Canadian boards of directors need to take the recent high profile revelations about sexual harassment of women seriously, said the chairwoman of the Canada Pension Plan Investment Board and the chairman of Bank of Nova Scotia.

“This goes fundamentally to the issue of board culture and how much directors take responsibility to understand what’s happening within the companies they oversee,” CPPIB Chairperson Heather Munroe-Blum told BNN in an interview.

The addition of more female directors should better-equip boards to see potential harassment problems and deal with them more effectively, she said.

“One of the great things about bringing women into the board is that women have been through their own experiences. There’s nobody who’s sitting on a board who hasn’t had their own experiences,” she said.

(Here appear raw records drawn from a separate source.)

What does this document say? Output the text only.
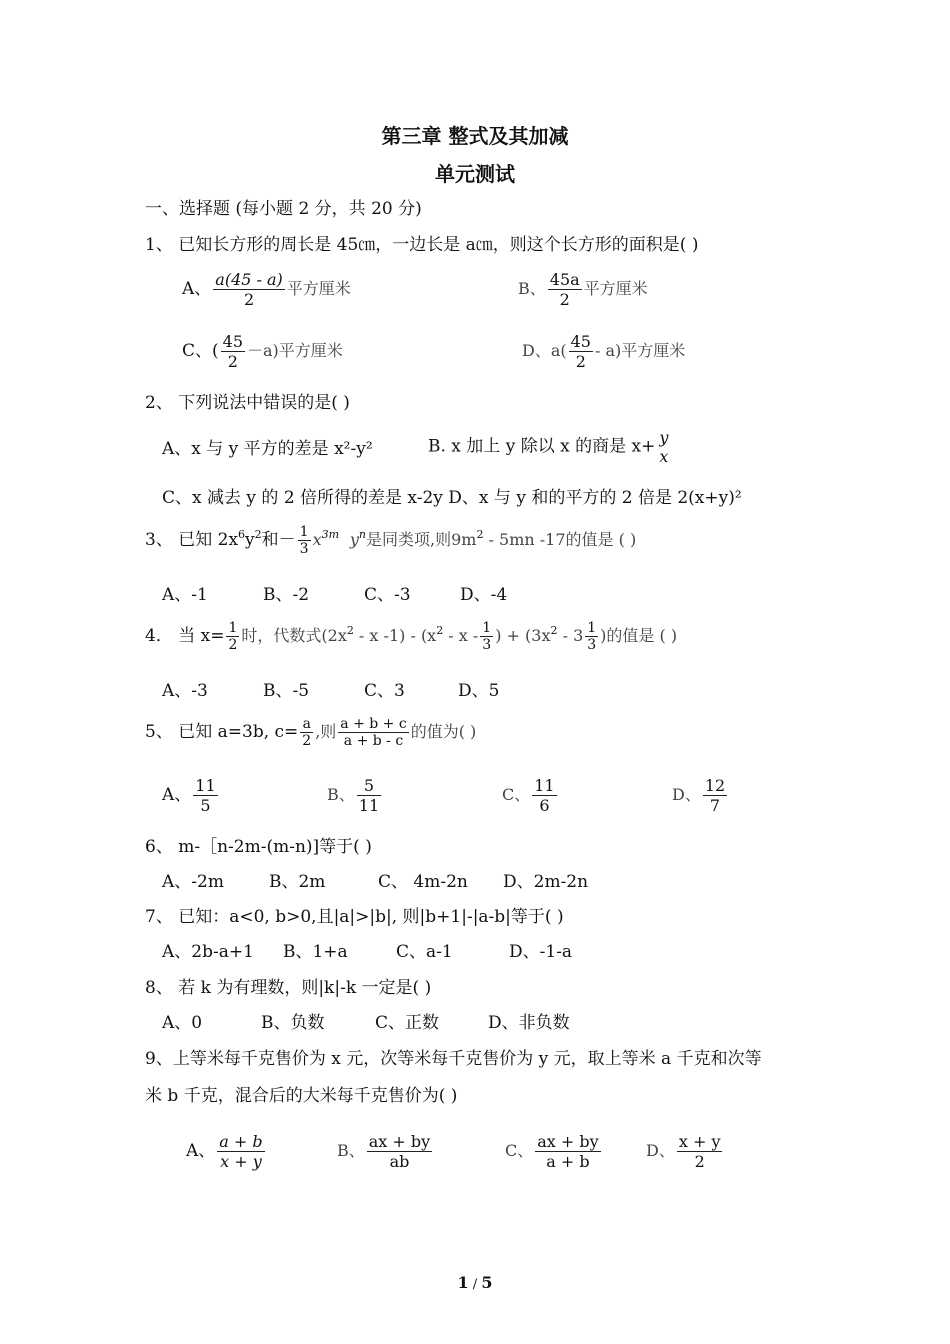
第三章 整式及其加减
单元测试
一、选择题 (每小题 2 分，共 20 分)
1、 已知长方形的周长是 45㎝，一边长是 a㎝，则这个长方形的面积是( )
A、 $\frac{a(45 - a)}{2}$ 平方厘米	B、 $\frac{45a}{2}$ 平方厘米
C、( $\frac{45}{2} -a$)平方厘米	D、$a( \frac{45}{2} - a)$平方厘米
2、 下列说法中错误的是( )
A、x 与 y 平方的差是 x²-y²	B. x 加上 y 除以 x 的商是 x+ y
x
C、x 减去 y 的 2 倍所得的差是 x-2y D、x 与 y 和的平方的 2 倍是 2(x+y)²
3、 已知 $2x^6y^2$和－ $\frac{1}{3} x^{3m}$ $y^n$是同类项,则$9m^2 - 5mn$ -17的值是 ( )
A、-1	B、-2	C、-3	D、-4
4． 当 $x= \frac{1}{2}$ 时，代数式($2x^2$ - x $-1) - (x^2$ - x - $\frac{1}{3}$ ) + ($3x^2 - 3 \frac{1}{3}$ )的值是 ( )
A、-3	B、-5	C、3	D、5
5、 已知 a=3b, $c= \frac{a}{2}$ ,则 $\frac{a + b + c}{a + b - c}$ 的值为( )
A、 $\frac{11}{5}$	B、 $\frac{5}{11}$	C、 $\frac{11}{6}$	D、 $\frac{12}{7}$
6、 m-［n-2m-(m-n)]等于( )
A、-2m	B、2m	C、 4m-2n D、2m-2n
7、 已知：a<0, b>0,且|a|>|b|, 则|b+1|-|a-b|等于( )
A、2b-a+1 B、1+a	C、a-1	D、-1-a
8、 若 k 为有理数，则|k|-k 一定是( )
A、0	B、负数	C、正数	D、非负数
9、上等米每千克售价为 x 元，次等米每千克售价为 y 元，取上等米 a 千克和次等
米 b 千克，混合后的大米每千克售价为( )
A、 $\frac{a + b}{x + y}$	B、 $\frac{ax + by}{ab}$	C、 $\frac{ax + by}{a + b}$	D、 $\frac{x + y}{2}$
1 / 5
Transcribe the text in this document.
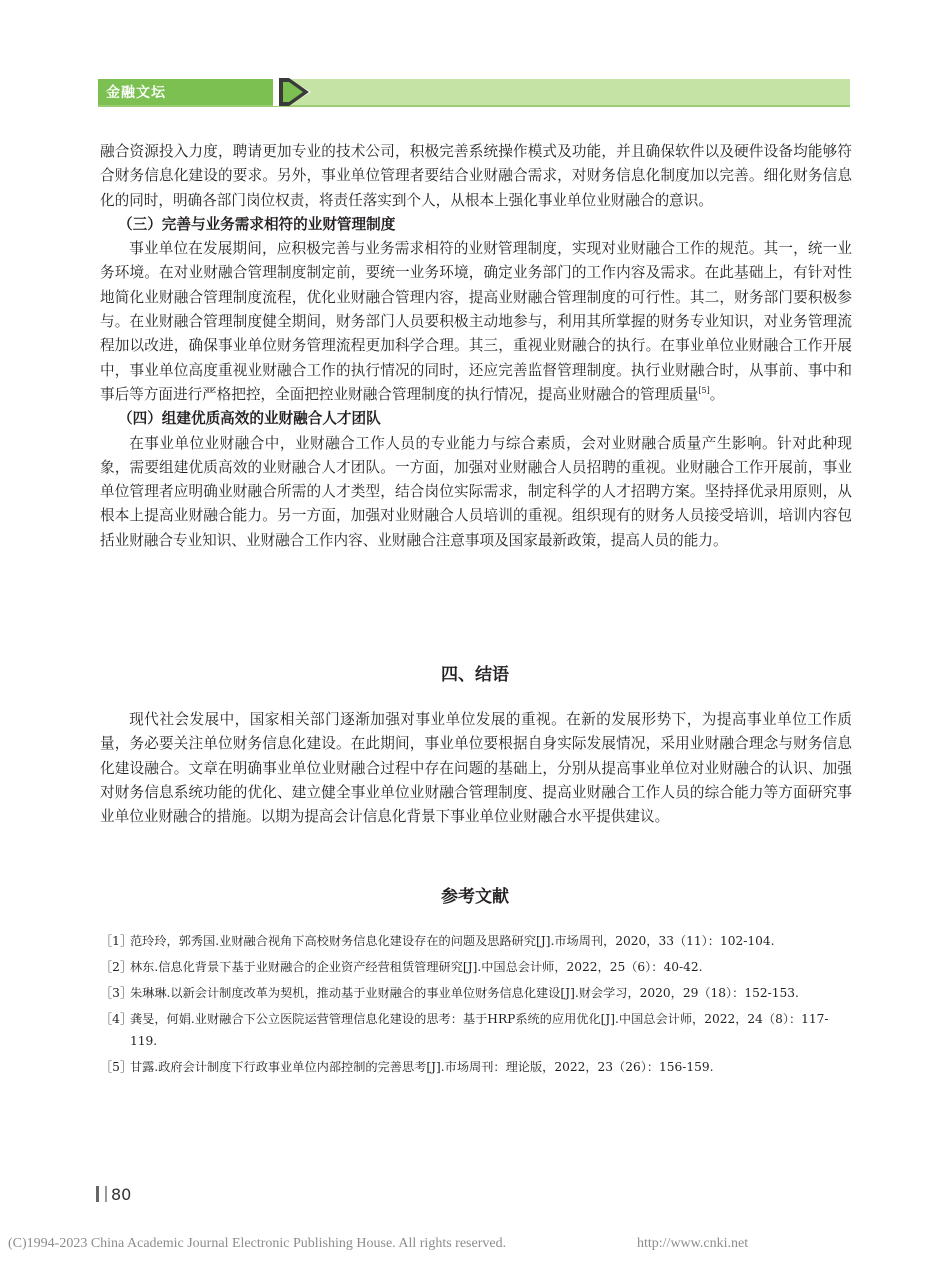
金融文坛

融合资源投入力度，聘请更加专业的技术公司，积极完善系统操作模式及功能，并且确保软件以及硬件设备均能够符合财务信息化建设的要求。另外，事业单位管理者要结合业财融合需求，对财务信息化制度加以完善。细化财务信息化的同时，明确各部门岗位权责，将责任落实到个人，从根本上强化事业单位业财融合的意识。

（三）完善与业务需求相符的业财管理制度

事业单位在发展期间，应积极完善与业务需求相符的业财管理制度，实现对业财融合工作的规范。其一，统一业务环境。在对业财融合管理制度制定前，要统一业务环境，确定业务部门的工作内容及需求。在此基础上，有针对性地简化业财融合管理制度流程，优化业财融合管理内容，提高业财融合管理制度的可行性。其二，财务部门要积极参与。在业财融合管理制度健全期间，财务部门人员要积极主动地参与，利用其所掌握的财务专业知识，对业务管理流程加以改进，确保事业单位财务管理流程更加科学合理。其三，重视业财融合的执行。在事业单位业财融合工作开展中，事业单位高度重视业财融合工作的执行情况的同时，还应完善监督管理制度。执行业财融合时，从事前、事中和事后等方面进行严格把控，全面把控业财融合管理制度的执行情况，提高业财融合的管理质量[5]。

（四）组建优质高效的业财融合人才团队

在事业单位业财融合中，业财融合工作人员的专业能力与综合素质，会对业财融合质量产生影响。针对此种现象，需要组建优质高效的业财融合人才团队。一方面，加强对业财融合人员招聘的重视。业财融合工作开展前，事业单位管理者应明确业财融合所需的人才类型，结合岗位实际需求，制定科学的人才招聘方案。坚持择优录用原则，从根本上提高业财融合能力。另一方面，加强对业财融合人员培训的重视。组织现有的财务人员接受培训，培训内容包括业财融合专业知识、业财融合工作内容、业财融合注意事项及国家最新政策，提高人员的能力。

四、结语

现代社会发展中，国家相关部门逐渐加强对事业单位发展的重视。在新的发展形势下，为提高事业单位工作质量，务必要关注单位财务信息化建设。在此期间，事业单位要根据自身实际发展情况，采用业财融合理念与财务信息化建设融合。文章在明确事业单位业财融合过程中存在问题的基础上，分别从提高事业单位对业财融合的认识、加强对财务信息系统功能的优化、建立健全事业单位业财融合管理制度、提高业财融合工作人员的综合能力等方面研究事业单位业财融合的措施。以期为提高会计信息化背景下事业单位业财融合水平提供建议。

参考文献
［1］
范玲玲，郭秀国.业财融合视角下高校财务信息化建设存在的问题及思路研究[J].市场周刊，2020，33（11）：102-104.
［2］
林东.信息化背景下基于业财融合的企业资产经营租赁管理研究[J].中国总会计师，2022，25（6）：40-42.
［3］
朱琳琳.以新会计制度改革为契机，推动基于业财融合的事业单位财务信息化建设[J].财会学习，2020，29（18）：152-153.
［4］
龚旻，何娟.业财融合下公立医院运营管理信息化建设的思考：基于HRP系统的应用优化[J].中国总会计师，2022，24（8）：117-119.
［5］
甘露.政府会计制度下行政事业单位内部控制的完善思考[J].市场周刊：理论版，2022，23（26）：156-159.
80
(C)1994-2023 China Academic Journal Electronic Publishing House. All rights reserved.	http://www.cnki.net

Recent headlines have been dominated by news stories about harassing behaviour of powerful corporate executives such as Harvey Weinstein, the film producer and co-founder of Miramax films and The Weinstein Company, and Roger Ailes, the former Chairman and CEO of Fox News.

Those headlines have emboldened employees to speak out, said Bank of Nova Scotia chairman Tom O’Neill.

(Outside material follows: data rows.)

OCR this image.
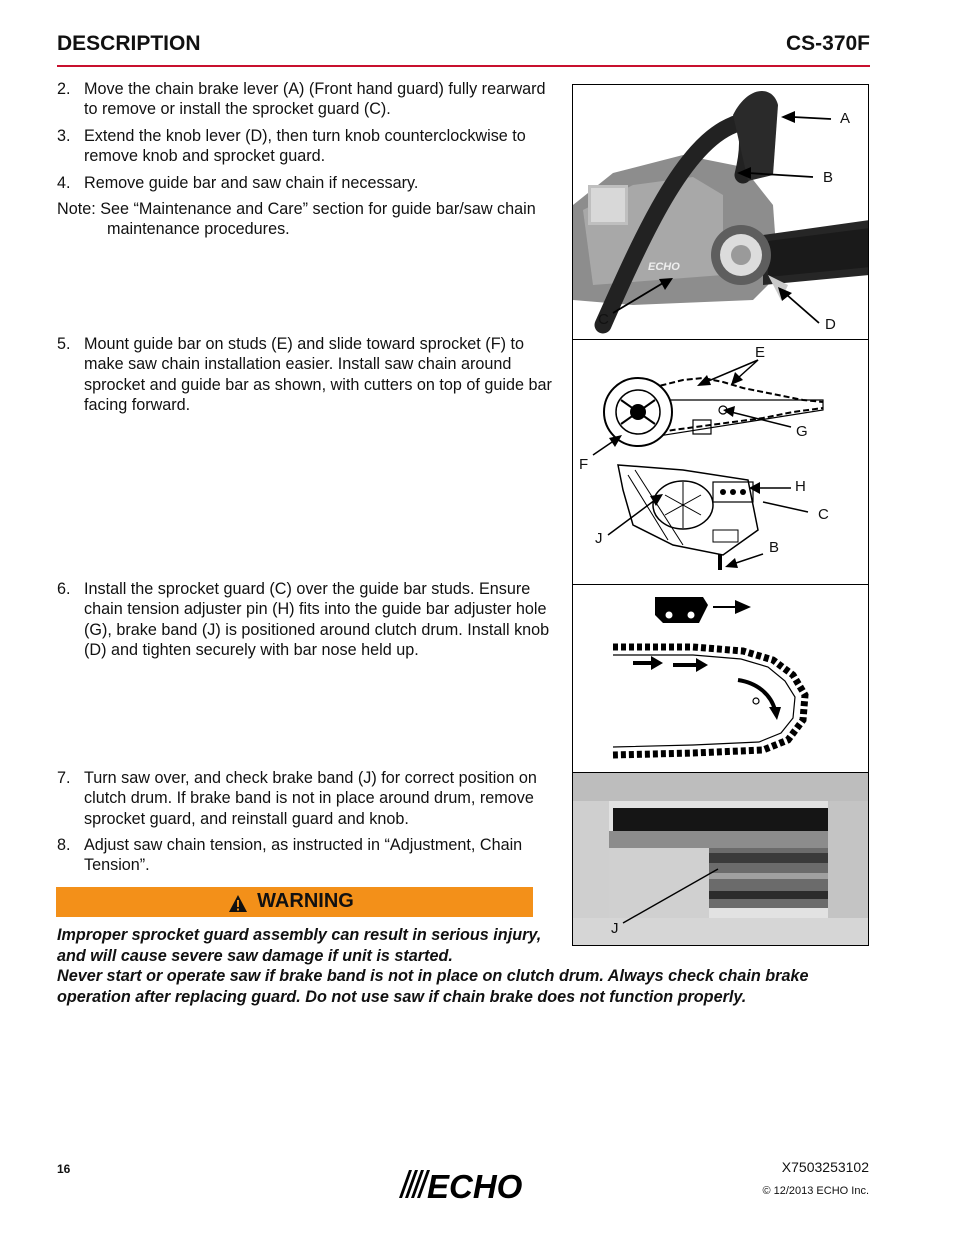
DESCRIPTION	CS-370F
2. Move the chain brake lever (A) (Front hand guard) fully rearward to remove or install the sprocket guard (C).
3. Extend the knob lever (D), then turn knob counterclockwise to remove knob and sprocket guard.
4. Remove guide bar and saw chain if necessary.
Note: See “Maintenance and Care” section for guide bar/saw chain
maintenance procedures.
5. Mount guide bar on studs (E) and slide toward sprocket (F) to make saw chain installation easier. Install saw chain around sprocket and guide bar as shown, with cutters on top of guide bar facing forward.
6. Install the sprocket guard (C) over the guide bar studs. Ensure chain tension adjuster pin (H) fits into the guide bar adjuster hole (G), brake band (J) is positioned around clutch drum. Install knob (D) and tighten securely with bar nose held up.
7. Turn saw over, and check brake band (J) for correct position on clutch drum. If brake band is not in place around drum, remove sprocket guard, and reinstall guard and knob.
8. Adjust saw chain tension, as instructed in “Adjustment, Chain Tension”.
ECHO
A
B
C	D
E
G
F
H
C
J
B
J
WARNING
Improper sprocket guard assembly can result in serious injury, and will cause severe saw damage if unit is started.
Never start or operate saw if brake band is not in place on clutch drum. Always check chain brake operation after replacing guard. Do not use saw if chain brake does not function properly.
16	ECHO
X7503253102
© 12/2013 ECHO Inc.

“The hotlines – if I can use that term – are wide open,” he told BNN. “There is an acceptance now that things were wrong, that they weren’t handled properly and people are now pretty confident in speaking out.”

Boards of directors are treating the issue of sexual harassment as seriously as the accounting shenanigans that brought down high profile companies like Enron and Worldcom, O’Neill said, and workers are not afraid to speak up.

“Like [the Sarbanes Oxley] rules on whistleblowing in accounting matters – you have a lot more openness and transparency on people issues,” he said. 

Editor's note: An earlier version of this story misidentified Tom O'Neill. BNN regrets the error.